Time under tension
Over the past years, there have been many debates in the fitness world about the differences between cable training and free weight training. Naturally, each method of training comes with its own pros and cons. But which one is better for you and your training style?
First, you have to understand that these two methods, while they might seem similar at a glance, are quite different. For example, free weight training uses the natural movements of your body and gravity to work your muscles. On the other hand, cable training relies more on the tension and difficulty that it creates. This means that if while using free weights your muscles go through short relaxation periods, with cable training there’s a constant tension kept throughout the exercise.
When you use free weights such as dumbbells and barbells, regardless of the exercise you’re doing, you pull the weights against gravity. If you were to analyze, for example, the barbell curl, you would notice that at the very beginning and end of each rep, the movements of the bar are almost horizontal. That means you’re no longer pulling the weight against gravity, giving your muscles that short relaxation moment.
However, if you were using cables for the same type of exercise, that relaxation period would be gone, because the cables keep continuous tension on your muscles, regardless of your movement. Furthermore, everyone should know that when working on a specific group of muscles, they’re not the only groups of muscles involved in the exercise. Besides the working group, we have the stabilizing muscle group as well. These are the muscles that give us the stability to perform exercises with proper form. One of the advantages of cable training is that it requires less stabilizing muscles, thus making it easier to achieve proper form, even if you’re a beginner.
Another aspect that should be taken into consideration while training is the amount of weights used. From a technical point of view, you would use the same amount of strength to lift a 40 kilo barbell as you would use during a 40 kilo cable exercise. This only works in theory, because practically, using cable exercises puts more tension and strain on your muscles through the pulley system and the friction they cause. This also translates into more energy spent during exercise.

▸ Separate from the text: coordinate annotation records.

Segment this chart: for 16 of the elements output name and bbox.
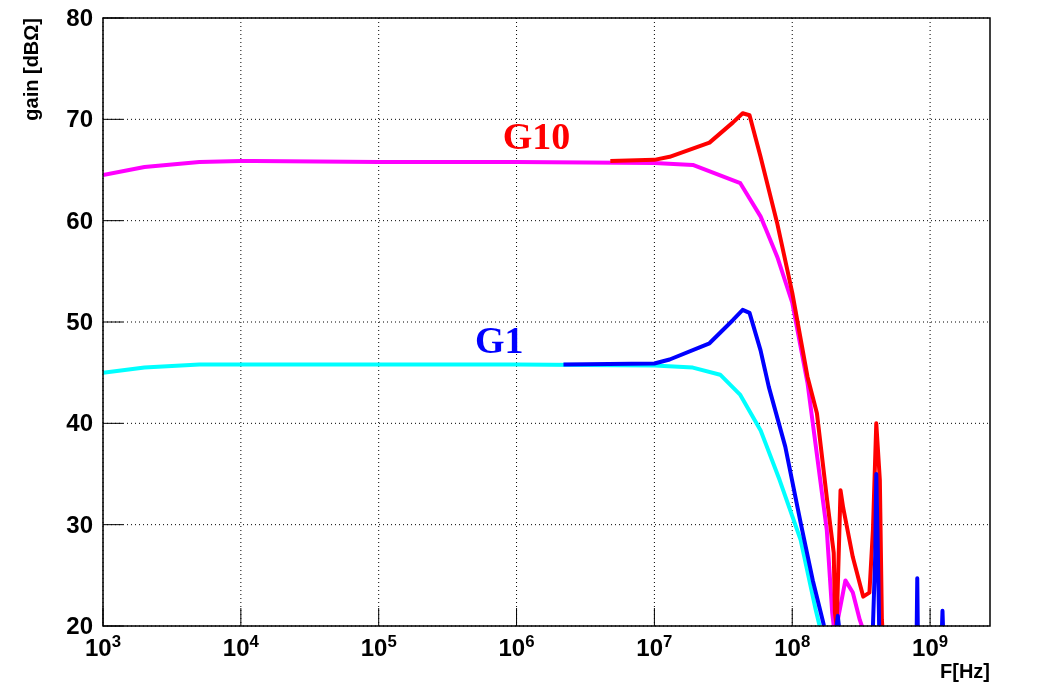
y-tick-label: 70 [66, 105, 93, 133]
series-label: G10 [502, 114, 571, 157]
y-tick-label: 50 [66, 308, 93, 335]
y-tick-label: 30 [66, 510, 93, 538]
series-label: G1 [474, 318, 524, 361]
x-tick-label: 10$^{4}$ [222, 631, 260, 661]
y-tick-label: 40 [66, 409, 93, 437]
y-tick-label: 60 [66, 206, 93, 234]
x-tick-label: 10$^{9}$ [912, 631, 949, 661]
x-tick-label: 10$^{7}$ [636, 631, 673, 661]
x-tick-label: 10$^{6}$ [498, 631, 535, 661]
x-axis-title: F[Hz] [940, 660, 990, 682]
x-tick-label: 10$^{8}$ [774, 631, 811, 661]
x-tick-label: 10$^{5}$ [360, 631, 397, 661]
y-axis-title: gain [dBΩ] [20, 18, 42, 121]
y-tick-label: 80 [66, 4, 93, 31]
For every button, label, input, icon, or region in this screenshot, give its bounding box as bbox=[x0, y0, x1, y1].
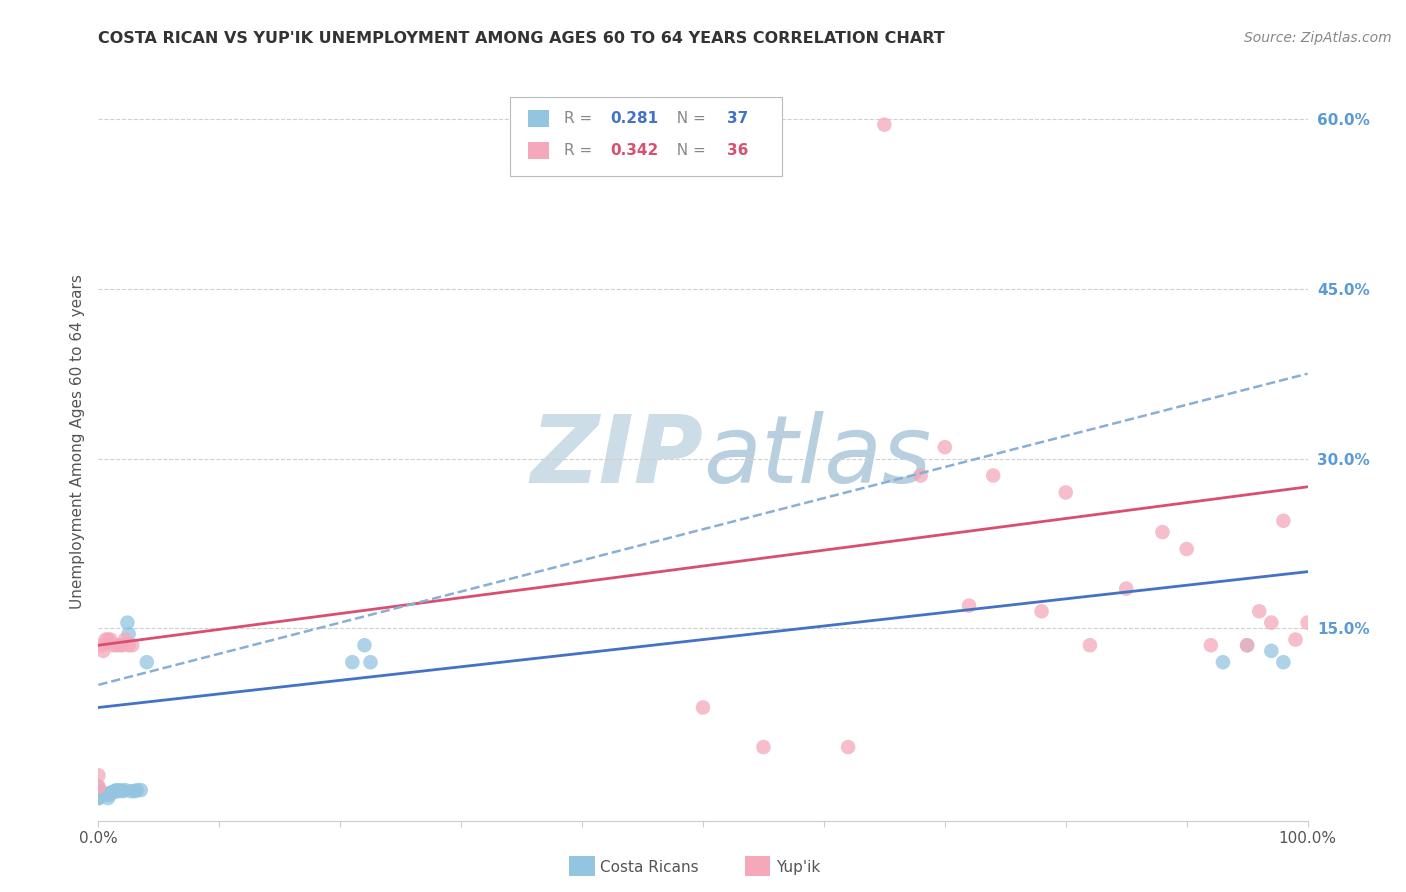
Point bbox=[97, 791, 120, 805]
Point bbox=[129, 783, 152, 797]
Point bbox=[87, 787, 110, 801]
Text: 0.342: 0.342 bbox=[610, 143, 658, 158]
Point bbox=[1272, 514, 1295, 528]
Point bbox=[87, 780, 110, 794]
Point bbox=[353, 638, 375, 652]
Point bbox=[111, 784, 134, 798]
Text: Costa Ricans: Costa Ricans bbox=[600, 861, 699, 875]
Point bbox=[87, 788, 110, 802]
Point bbox=[124, 784, 146, 798]
Point bbox=[127, 783, 149, 797]
Point bbox=[873, 118, 896, 132]
Point bbox=[1236, 638, 1258, 652]
Point bbox=[118, 627, 141, 641]
Point bbox=[87, 785, 110, 799]
Y-axis label: Unemployment Among Ages 60 to 64 years: Unemployment Among Ages 60 to 64 years bbox=[69, 274, 84, 609]
Point bbox=[105, 638, 128, 652]
Point bbox=[108, 783, 131, 797]
Point bbox=[1031, 604, 1053, 618]
Point bbox=[87, 783, 110, 797]
Point bbox=[91, 644, 114, 658]
Point bbox=[114, 783, 136, 797]
Text: N =: N = bbox=[666, 143, 710, 158]
Text: R =: R = bbox=[564, 143, 598, 158]
Point bbox=[1115, 582, 1137, 596]
Point bbox=[103, 784, 125, 798]
Text: Source: ZipAtlas.com: Source: ZipAtlas.com bbox=[1244, 31, 1392, 45]
Point bbox=[1152, 524, 1174, 539]
Point bbox=[1199, 638, 1222, 652]
Point bbox=[111, 638, 134, 652]
FancyBboxPatch shape bbox=[509, 96, 782, 177]
Text: Yup'ik: Yup'ik bbox=[776, 861, 820, 875]
Text: 36: 36 bbox=[727, 143, 748, 158]
Point bbox=[1296, 615, 1319, 630]
Point bbox=[1260, 644, 1282, 658]
Point bbox=[117, 615, 139, 630]
Point bbox=[87, 791, 110, 805]
Point bbox=[100, 632, 122, 647]
Point bbox=[108, 638, 131, 652]
Text: R =: R = bbox=[564, 111, 598, 126]
Point bbox=[107, 784, 129, 798]
Point bbox=[114, 632, 136, 647]
Text: 37: 37 bbox=[727, 111, 748, 126]
Point bbox=[1078, 638, 1101, 652]
Point bbox=[934, 440, 956, 454]
Point bbox=[87, 780, 110, 794]
FancyBboxPatch shape bbox=[527, 142, 550, 159]
Text: atlas: atlas bbox=[703, 411, 931, 502]
Point bbox=[1236, 638, 1258, 652]
Text: COSTA RICAN VS YUP'IK UNEMPLOYMENT AMONG AGES 60 TO 64 YEARS CORRELATION CHART: COSTA RICAN VS YUP'IK UNEMPLOYMENT AMONG… bbox=[98, 31, 945, 46]
Point bbox=[1212, 655, 1234, 669]
Point bbox=[98, 788, 121, 802]
Point bbox=[87, 788, 110, 802]
Point bbox=[957, 599, 980, 613]
Point bbox=[135, 655, 157, 669]
Point bbox=[91, 638, 114, 652]
Point bbox=[100, 785, 122, 799]
Point bbox=[97, 632, 120, 647]
Point bbox=[360, 655, 382, 669]
Point bbox=[94, 632, 117, 647]
Text: ZIP: ZIP bbox=[530, 410, 703, 503]
Point bbox=[94, 787, 117, 801]
Point bbox=[837, 740, 859, 755]
Text: N =: N = bbox=[666, 111, 710, 126]
Point bbox=[121, 638, 143, 652]
Text: 0.281: 0.281 bbox=[610, 111, 658, 126]
Point bbox=[1272, 655, 1295, 669]
Point bbox=[87, 791, 110, 805]
Point bbox=[1054, 485, 1077, 500]
Point bbox=[87, 784, 110, 798]
Point bbox=[1175, 542, 1198, 557]
Point bbox=[100, 787, 122, 801]
Point bbox=[342, 655, 364, 669]
Point bbox=[752, 740, 775, 755]
Point bbox=[87, 791, 110, 805]
Point bbox=[120, 784, 142, 798]
Point bbox=[692, 700, 714, 714]
Point bbox=[981, 468, 1004, 483]
Point bbox=[910, 468, 932, 483]
Point bbox=[1249, 604, 1271, 618]
Point bbox=[101, 638, 124, 652]
Point bbox=[118, 638, 141, 652]
Point bbox=[1260, 615, 1282, 630]
Point bbox=[87, 768, 110, 782]
Point bbox=[101, 785, 124, 799]
Point bbox=[93, 788, 115, 802]
Point bbox=[1284, 632, 1306, 647]
Point bbox=[105, 783, 128, 797]
FancyBboxPatch shape bbox=[527, 111, 550, 127]
Point bbox=[87, 789, 110, 803]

One of the main advantages of cable training is the fact that you can work a very wide variety of muscles without having to move a lot through the gym. You just add or subtract weights, you change your stance, and you’re good to go for your next sets of exercises. This does not only decrease the time you spend in the gym, but also gives you the benefit of keeping your muscles warm in-between exercises. Furthermore, most athletes have slight muscle imbalances between both sides of the body. This can be cause by a variety of reasons, but through the help of cable training, you can reestablish the balance through isolation exercises that focus on only one side of your body.
Basically, cable training offers an increases the time your muscles spend in tension, increasing the energy you use. This also maximizes the strength you put in during your workouts. And it does it all without requiring the same amount of stability as free weight training. It’s an excellent workout choice for both beginners and advanced athletes.